In an interview with Fox News on Tuesday, Wray said: "The FBI has for quite some time now assessed that the origins of the pandemic are most likely a potential lab incident in Wuhan... Here you are talking about a potential leak from a Chinese government-controlled lab.
"I will just make the observation that the Chinese government, it seems to me, has been doing its best to try to thwart and obfuscate the work here, the work that we're doing, the work that our US government and close foreign partners are doing. And that's unfortunate for everybody."
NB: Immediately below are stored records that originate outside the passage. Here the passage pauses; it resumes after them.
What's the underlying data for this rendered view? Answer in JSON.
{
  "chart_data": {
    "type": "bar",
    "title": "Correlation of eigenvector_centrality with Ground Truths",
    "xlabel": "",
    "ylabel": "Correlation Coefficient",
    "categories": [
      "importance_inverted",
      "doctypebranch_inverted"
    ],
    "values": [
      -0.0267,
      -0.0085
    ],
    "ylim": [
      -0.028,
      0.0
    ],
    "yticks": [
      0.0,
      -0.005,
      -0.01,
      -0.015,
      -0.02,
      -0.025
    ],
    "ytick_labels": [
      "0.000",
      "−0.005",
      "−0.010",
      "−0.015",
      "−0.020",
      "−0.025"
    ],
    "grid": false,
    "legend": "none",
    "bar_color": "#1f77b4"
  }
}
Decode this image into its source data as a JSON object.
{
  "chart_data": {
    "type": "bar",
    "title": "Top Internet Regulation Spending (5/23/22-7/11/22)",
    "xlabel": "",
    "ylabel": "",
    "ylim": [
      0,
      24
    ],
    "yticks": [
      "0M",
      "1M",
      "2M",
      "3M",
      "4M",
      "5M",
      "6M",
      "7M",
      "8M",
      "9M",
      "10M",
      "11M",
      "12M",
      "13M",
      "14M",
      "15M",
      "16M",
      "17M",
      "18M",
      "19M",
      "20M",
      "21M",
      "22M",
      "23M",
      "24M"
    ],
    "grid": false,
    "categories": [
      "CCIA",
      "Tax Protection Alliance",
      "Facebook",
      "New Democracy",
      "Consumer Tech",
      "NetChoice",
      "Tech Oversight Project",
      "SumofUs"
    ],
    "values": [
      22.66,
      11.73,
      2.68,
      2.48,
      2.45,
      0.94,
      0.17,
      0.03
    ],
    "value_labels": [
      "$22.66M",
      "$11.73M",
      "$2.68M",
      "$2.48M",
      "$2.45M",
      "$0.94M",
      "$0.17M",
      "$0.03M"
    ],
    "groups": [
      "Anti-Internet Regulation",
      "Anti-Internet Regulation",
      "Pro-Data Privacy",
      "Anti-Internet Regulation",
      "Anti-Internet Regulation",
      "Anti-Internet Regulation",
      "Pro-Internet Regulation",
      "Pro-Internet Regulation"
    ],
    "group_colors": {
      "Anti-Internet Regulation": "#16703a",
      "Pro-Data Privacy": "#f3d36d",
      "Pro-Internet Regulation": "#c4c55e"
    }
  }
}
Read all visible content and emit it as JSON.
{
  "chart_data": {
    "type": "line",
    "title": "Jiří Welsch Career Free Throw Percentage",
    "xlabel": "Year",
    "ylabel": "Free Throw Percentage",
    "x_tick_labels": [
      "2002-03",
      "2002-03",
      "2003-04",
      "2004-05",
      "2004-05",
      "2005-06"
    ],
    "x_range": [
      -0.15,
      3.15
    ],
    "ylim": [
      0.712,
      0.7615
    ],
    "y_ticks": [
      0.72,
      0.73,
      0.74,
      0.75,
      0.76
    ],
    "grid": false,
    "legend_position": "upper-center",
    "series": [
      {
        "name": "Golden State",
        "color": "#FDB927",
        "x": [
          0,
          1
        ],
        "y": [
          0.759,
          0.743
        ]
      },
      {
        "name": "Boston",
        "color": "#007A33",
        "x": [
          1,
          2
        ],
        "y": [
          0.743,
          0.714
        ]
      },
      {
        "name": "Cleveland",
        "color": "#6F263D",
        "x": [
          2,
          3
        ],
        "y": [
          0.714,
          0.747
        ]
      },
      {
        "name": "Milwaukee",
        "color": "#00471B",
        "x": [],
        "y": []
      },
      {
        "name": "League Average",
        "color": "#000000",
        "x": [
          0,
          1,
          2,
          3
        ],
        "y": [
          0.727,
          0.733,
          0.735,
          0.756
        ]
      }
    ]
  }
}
He went to say that the FBI has specialists who focus on "the dangers of biological threats, which include things like novel viruses like Covid, and the concerns that they (are) in the wrong hands (of) some bad guys, a hostile nation state, a terrorist, a criminal".
Some studies in the past have suggested that the virus made the leap from animals to humans in Wuhan, possibly at the city's seafood and wildlife market, reports the BBC.
The market is a 40-minute drive from a world-leading virus laboratory, the Wuhan Institute of Virology, which conducted research into coronaviruses.
But China has denied the lab leak theory.
The FBI chief further told Fox News that the Chinese government has been trying to block investigative work into the origins of the coronavirus.
Wray's comments come after the US Department of Energy had recently assessed that the Covid-19 pandemic was likely caused by an accidental lab leak in China.
The National Intelligence Council as well as four other government agencies assess at "low confidence" that Covid-19 originated as a result of natural transmission from an infected animal, but the CIA and other government agencies remain undecided.
On Monday, White House National Security Council spokesman John Kirby said that President Joe Biden supports "a whole-of-government effort" to discover how Covid began.
But he added that US still lacks a clear consensus as to what happened.
"We're just not there yet. If we have something that is ready to be briefed to the American people and the Congress, we will do that," the BBC quoted Kirby as saying.
Covid-19 first emerged in late 2019 and has since led to the deaths of nearly seven million people across the world.